The man turns from his computer and peeks out from his cubicle. He whispers quietly to himself and twitches from a bit of paranoia. Animosity shrouds his face. “Big brother is always watching.”
He grabs his external hard-drive from his bag and plugs it to the USB port, saves the file and deletes it completely from his work-computer. Powering down for the day. He stands up and leers through the blinds of his window. The woman isn’t looking anymore, but the instant she turns to the movement of his fingers he swiftly lets go and exhales in fear.
***
She had earlier suffered from a panic attack after finding that her father had been stabbed by a man at a restaurant during dinner. Her mother cried hysterically over the phone up until the point that she couldn’t hear anymore. Being accustomed to blood and gore as a nurse, it’s usually not the thing to make her collapse headfirst onto the E.R. floor, something about it seemed so foreign. An I.V. impaled into the vein on her forearm, electrodes plastered to intimately covered skin, the smell of something foul beyond the curtain next to her. She removes all her hospital accessories and redresses in her scrubs.
She won’t be staying in a hospital bed, not while people need her. It’s the only way to get through the day until her mother calls her back with good news or even more horrible news. They live states apart and she can’t afford to miss a day at work just to check on her possibly alive yet possibly dying father. He never cared much for puncture wounds any way. He was a strong man, she was sure he’d make it out of it. Alive.

She clears herself from the infirmary by signing the medical chart on the end of her bed.
--“The patient suffered a minor episodic seizure. Patient is stable.
She has no rigor or shaking chills.
Discharged status: (signed) Amelia Nelwart”

She walks past the curtain and sees a woman who is sleeping. Her food has been left untouched and she has shat herself. She calls for nurse and requests that she be cleaned immediately. Amelia is a head nurse at the hospital that is next to the powerhouse. She is prone to anxiety attacks due to ridiculous hours and the intensity of injured people who arrive unaccounted for. She goes back to work. She can’t take a day off, not today, and not for her father, but she is forced to. No nurse or doctor is unaware of her attack and she is sent home for the day.

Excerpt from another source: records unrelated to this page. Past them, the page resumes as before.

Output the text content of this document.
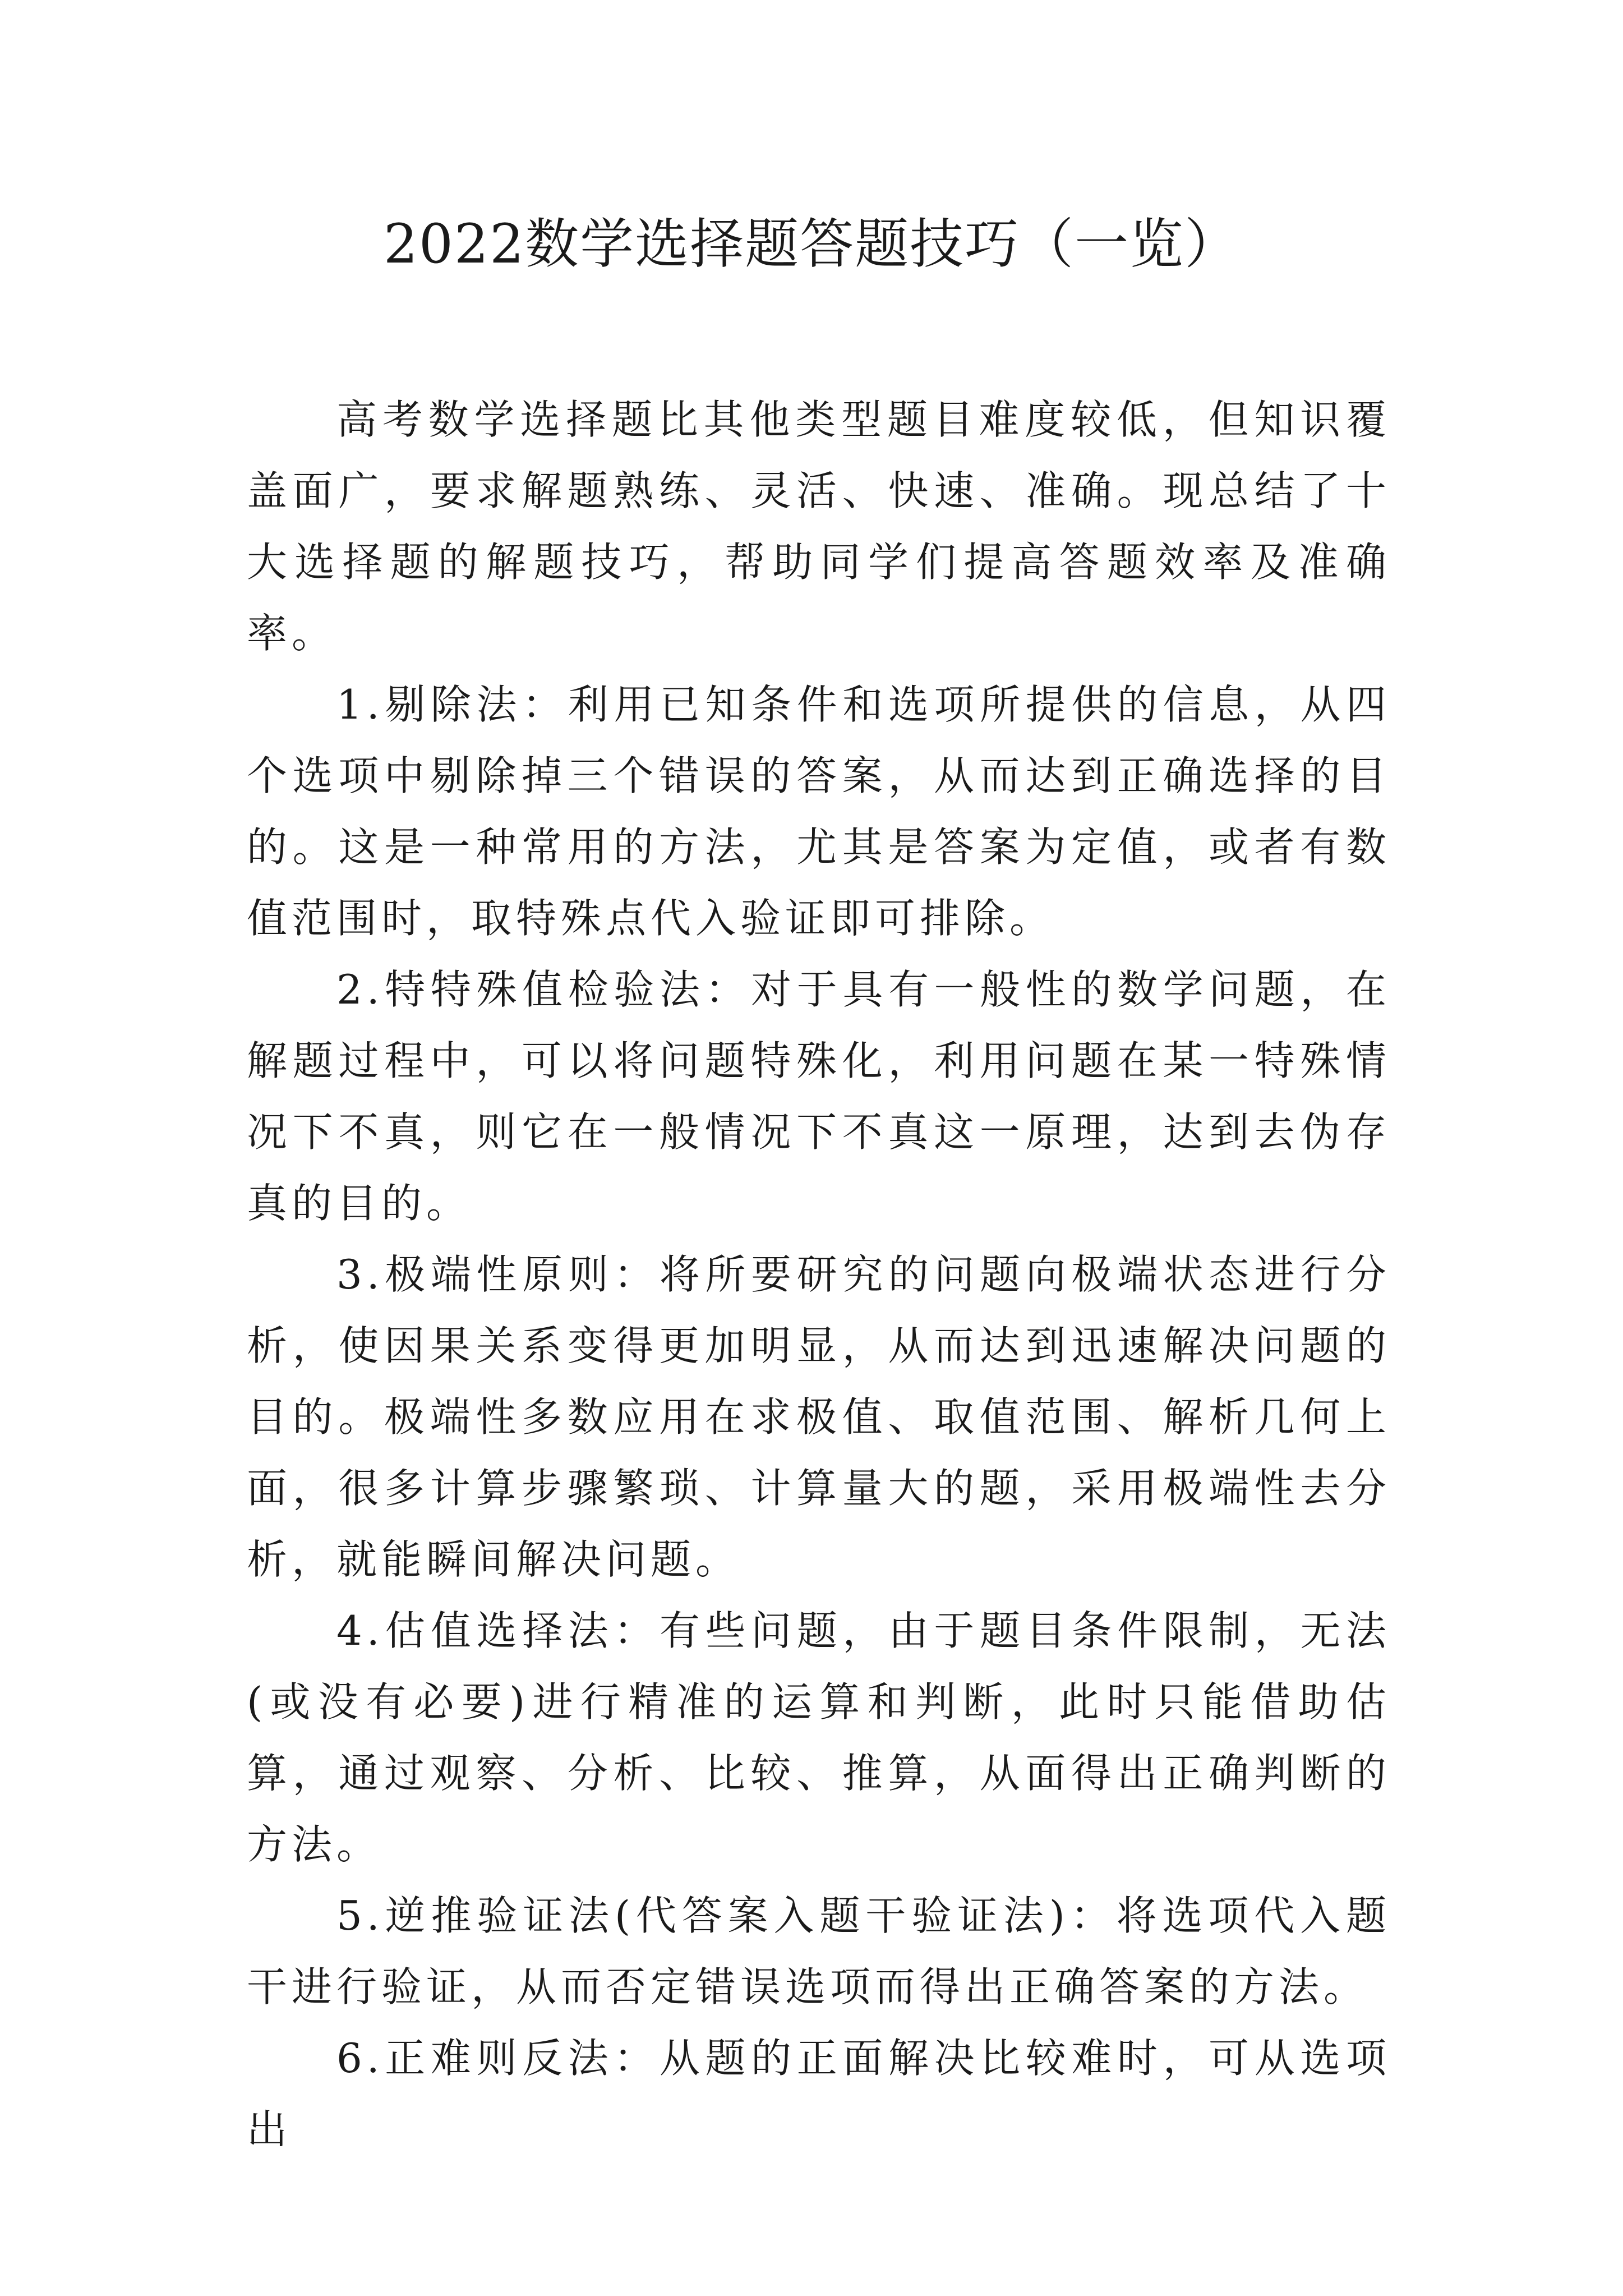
2022数学选择题答题技巧（一览）

高考数学选择题比其他类型题目难度较低，但知识覆盖面广，要求解题熟练、灵活、快速、准确。现总结了十大选择题的解题技巧，帮助同学们提高答题效率及准确率。

1.剔除法：利用已知条件和选项所提供的信息，从四个选项中剔除掉三个错误的答案，从而达到正确选择的目的。这是一种常用的方法，尤其是答案为定值，或者有数值范围时，取特殊点代入验证即可排除。

2.特特殊值检验法：对于具有一般性的数学问题，在解题过程中，可以将问题特殊化，利用问题在某一特殊情况下不真，则它在一般情况下不真这一原理，达到去伪存真的目的。

3.极端性原则：将所要研究的问题向极端状态进行分析，使因果关系变得更加明显，从而达到迅速解决问题的目的。极端性多数应用在求极值、取值范围、解析几何上面，很多计算步骤繁琐、计算量大的题，采用极端性去分析，就能瞬间解决问题。

4.估值选择法：有些问题，由于题目条件限制，无法(或没有必要)进行精准的运算和判断，此时只能借助估算，通过观察、分析、比较、推算，从面得出正确判断的方法。

5.逆推验证法(代答案入题干验证法)：将选项代入题干进行验证，从而否定错误选项而得出正确答案的方法。

6.正难则反法：从题的正面解决比较难时，可从选项出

She cannot protest and leaves. Her bag is light, it carries her wallet and a water bottle. She walks to the train station and sits on the bench.

***
The man is sitting on the bench when a woman in purple scrubs approaches. He lowers his head and glares at her from the corner of his eye. He clenches his jaw as if he may say something he shouldn’t and rubs the bottom of his loafer against the concrete of the station.
***
They’re both outside. The wind is howling like any other day. Chicago. Gloomy. They’re simply in the same space with pounds of thoughts on their minds. The man is schizophrenic and hasn’t taken his medication since his wife left him for another woman. The woman suffers from epilepsy. As a child, she was thrown down a flight of stairs by a little boy that lived in her old apartment building. The two have never met before. The man nor the woman realize that they have seen each other.
***
The woman stares at the man for a moment and then releases her view to watch for the arriving train. As she stands a packet of gum falls from her pocket, she doesn’t notice it because the train is too loud for her to hear it.

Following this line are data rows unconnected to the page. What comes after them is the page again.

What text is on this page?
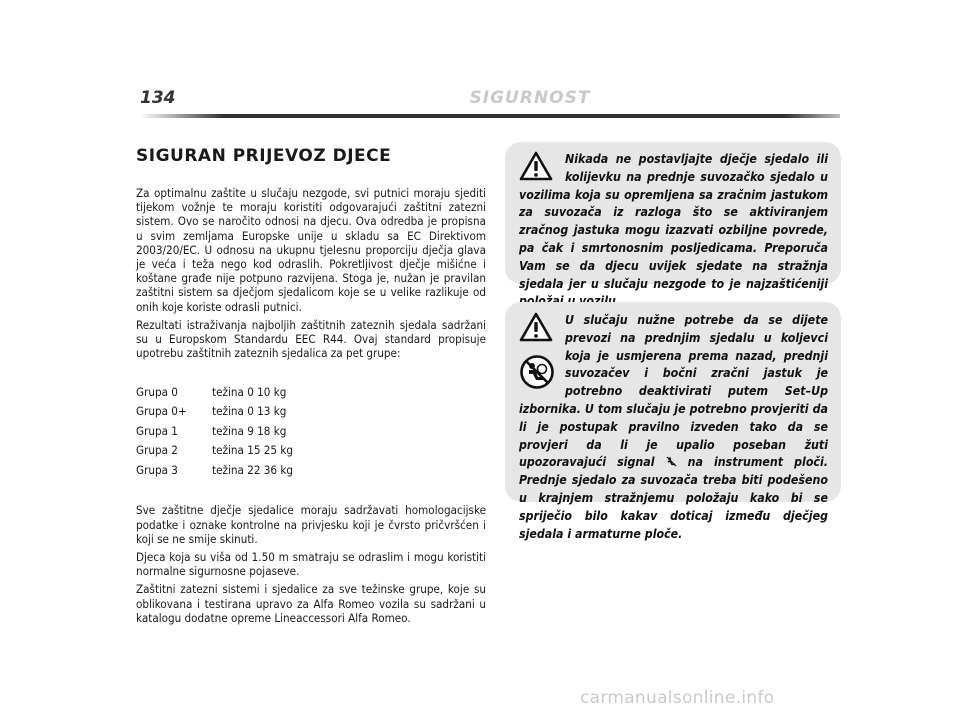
134	SIGURNOST
SIGURAN PRIJEVOZ DJECE

Za optimalnu zaštite u slučaju nezgode, svi putnici moraju sjediti tijekom vožnje te moraju koristiti odgovarajući zaštitni zatezni sistem. Ovo se naročito odnosi na djecu. Ova odredba je propisna u svim zemljama Europske unije u skladu sa EC Direktivom 2003/20/EC. U odnosu na ukupnu tjelesnu proporciju dječja glava je veća i teža nego kod odraslih. Pokretljivost dječje mišićne i koštane građe nije potpuno razvijena. Stoga je, nužan je pravilan zaštitni sistem sa dječjom sjedalicom koje se u velike razlikuje od onih koje koriste odrasli putnici.

Rezultati istraživanja najboljih zaštitnih zateznih sjedala sadržani su u Europskom Standardu EEC R44. Ovaj standard propisuje upotrebu zaštitnih zateznih sjedalica za pet grupe:

Grupa 0	težina 0 10 kg
Grupa 0+	težina 0 13 kg
Grupa 1	težina 9 18 kg
Grupa 2	težina 15 25 kg
Grupa 3	težina 22 36 kg

Sve zaštitne dječje sjedalice moraju sadržavati homologacijske podatke i oznake kontrolne na privjesku koji je čvrsto pričvršćen i koji se ne smije skinuti.

Djeca koja su viša od 1.50 m smatraju se odraslim i mogu koristiti normalne sigurnosne pojaseve.

Zaštitni zatezni sistemi i sjedalice za sve težinske grupe, koje su oblikovana i testirana upravo za Alfa Romeo vozila su sadržani u katalogu dodatne opreme Lineaccessori Alfa Romeo.

Nikada ne postavljajte dječje sjedalo ili kolijevku na prednje suvozačko sjedalo u vozilima koja su opremljena sa zračnim jastukom za suvozača iz razloga što se aktiviranjem zračnog jastuka mogu izazvati ozbiljne povrede, pa čak i smrtonosnim posljedicama. Preporuča Vam se da djecu uvijek sjedate na stražnja sjedala jer u slučaju nezgode to je najzaštićeniji
U slučaju nužne potrebe da se dijete prevozi na prednjim sjedalu u koljevci koja je usmjerena prema nazad, prednji suvozačev i bočni zračni jastuk je potrebno deaktivirati putem Set–Up izbornika. U tom slučaju je potrebno provjeriti da li je postupak pravilno izveden tako da se provjeri da li je upalio poseban žuti upozoravajući signal	na instrument ploči. Prednje sjedalo za suvozača treba biti podešeno u krajnjem stražnjemu položaju kako bi se spriječio bilo kakav doticaj između dječjeg sjedala i armaturne ploče.
carmanualsonline.info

The man picks it up and slips it into his bag. He wants to give it to her but believes that she can do without it. Something about her makes him want to speak.

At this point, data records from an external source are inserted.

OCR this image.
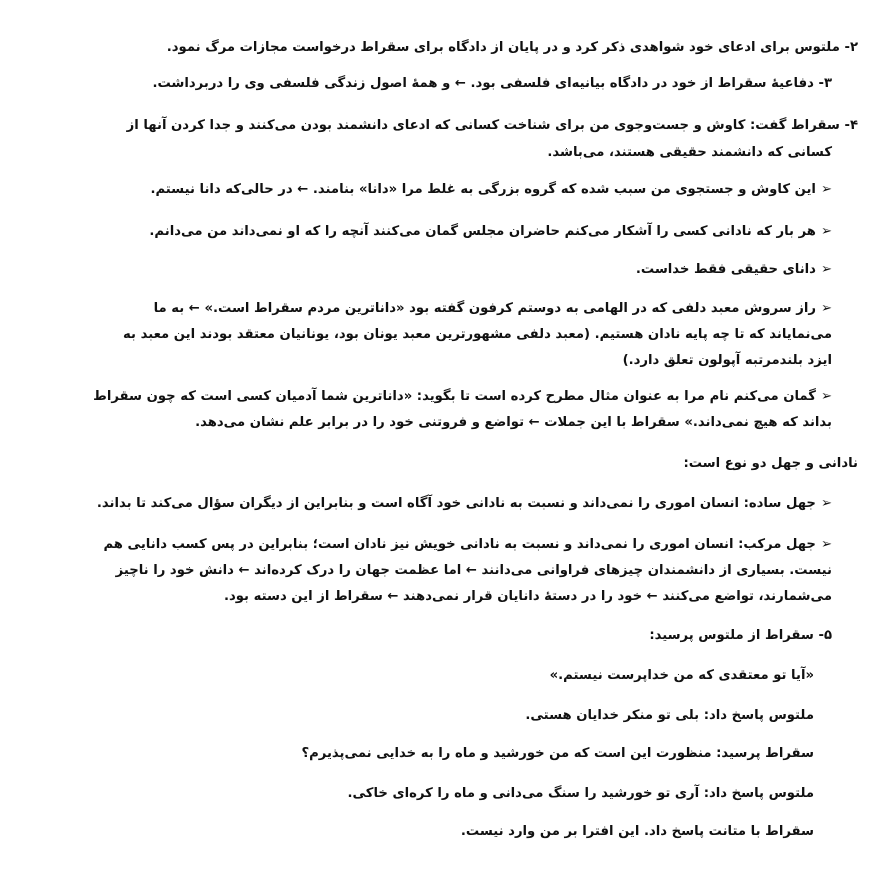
۲- ملتوس برای ادعای خود شواهدی ذکر کرد و در پایان از دادگاه برای سقراط درخواست مجازات مرگ نمود.
۳- دفاعیهٔ سقراط از خود در دادگاه بیانیه‌ای فلسفی بود. ← و همهٔ اصول زندگی فلسفی وی را دربرداشت.
۴- سقراط گفت: کاوش و جست‌وجوی من برای شناخت کسانی که ادعای دانشمند بودن می‌کنند و جدا کردن آنها از
کسانی که دانشمند حقیقی هستند، می‌باشد.
➢این کاوش و جستجوی من سبب شده که گروه بزرگی به غلط مرا «دانا» بنامند. ← در حالی‌که دانا نیستم.
➢هر بار که نادانی کسی را آشکار می‌کنم حاضران مجلس گمان می‌کنند آنچه را که او نمی‌داند من می‌دانم.
➢دانای حقیقی فقط خداست.
➢راز سروش معبد دلفی که در الهامی به دوستم کرفون گفته بود «داناترین مردم سقراط است.» ← به ما
می‌نمایاند که تا چه پایه نادان هستیم. (معبد دلفی مشهورترین معبد یونان بود، یونانیان معتقد بودند این معبد به
ایزد بلندمرتبه آپولون تعلق دارد.)
➢گمان می‌کنم نام مرا به عنوان مثال مطرح کرده است تا بگوید: «داناترین شما آدمیان کسی است که چون سقراط
بداند که هیچ نمی‌داند.» سقراط با این جملات ← تواضع و فروتنی خود را در برابر علم نشان می‌دهد.
نادانی و جهل دو نوع است:
➢جهل ساده: انسان اموری را نمی‌داند و نسبت به نادانی خود آگاه است و بنابراین از دیگران سؤال می‌کند تا بداند.
➢جهل مرکب: انسان اموری را نمی‌داند و نسبت به نادانی خویش نیز نادان است؛ بنابراین در پس کسب دانایی هم
نیست. بسیاری از دانشمندان چیزهای فراوانی می‌دانند ← اما عظمت جهان را درک کرده‌اند ← دانش خود را ناچیز
می‌شمارند، تواضع می‌کنند ← خود را در دستهٔ دانایان قرار نمی‌دهند ← سقراط از این دسته بود.
۵- سقراط از ملتوس پرسید:
«آیا تو معتقدی که من خداپرست نیستم.»
ملتوس پاسخ داد: بلی تو منکر خدایان هستی.
سقراط پرسید: منظورت این است که من خورشید و ماه را به خدایی نمی‌پذیرم؟
ملتوس پاسخ داد: آری تو خورشید را سنگ می‌دانی و ماه را کره‌ای خاکی.
سقراط با متانت پاسخ داد. این افترا بر من وارد نیست.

She waits for the train to open the doors and gets on. She files into the crowd of people and effortlessly disappears.
The man waits. He waits for the right moment to give her the pack of gum back but hesitates when he realizes the train she has gotten on to isn’t his train. He finds her staring at him from the window of the car. Her gaze, almost impenetrable. The doors close and open and close again. The man stands just as the train is taking off. He remembers her eyes.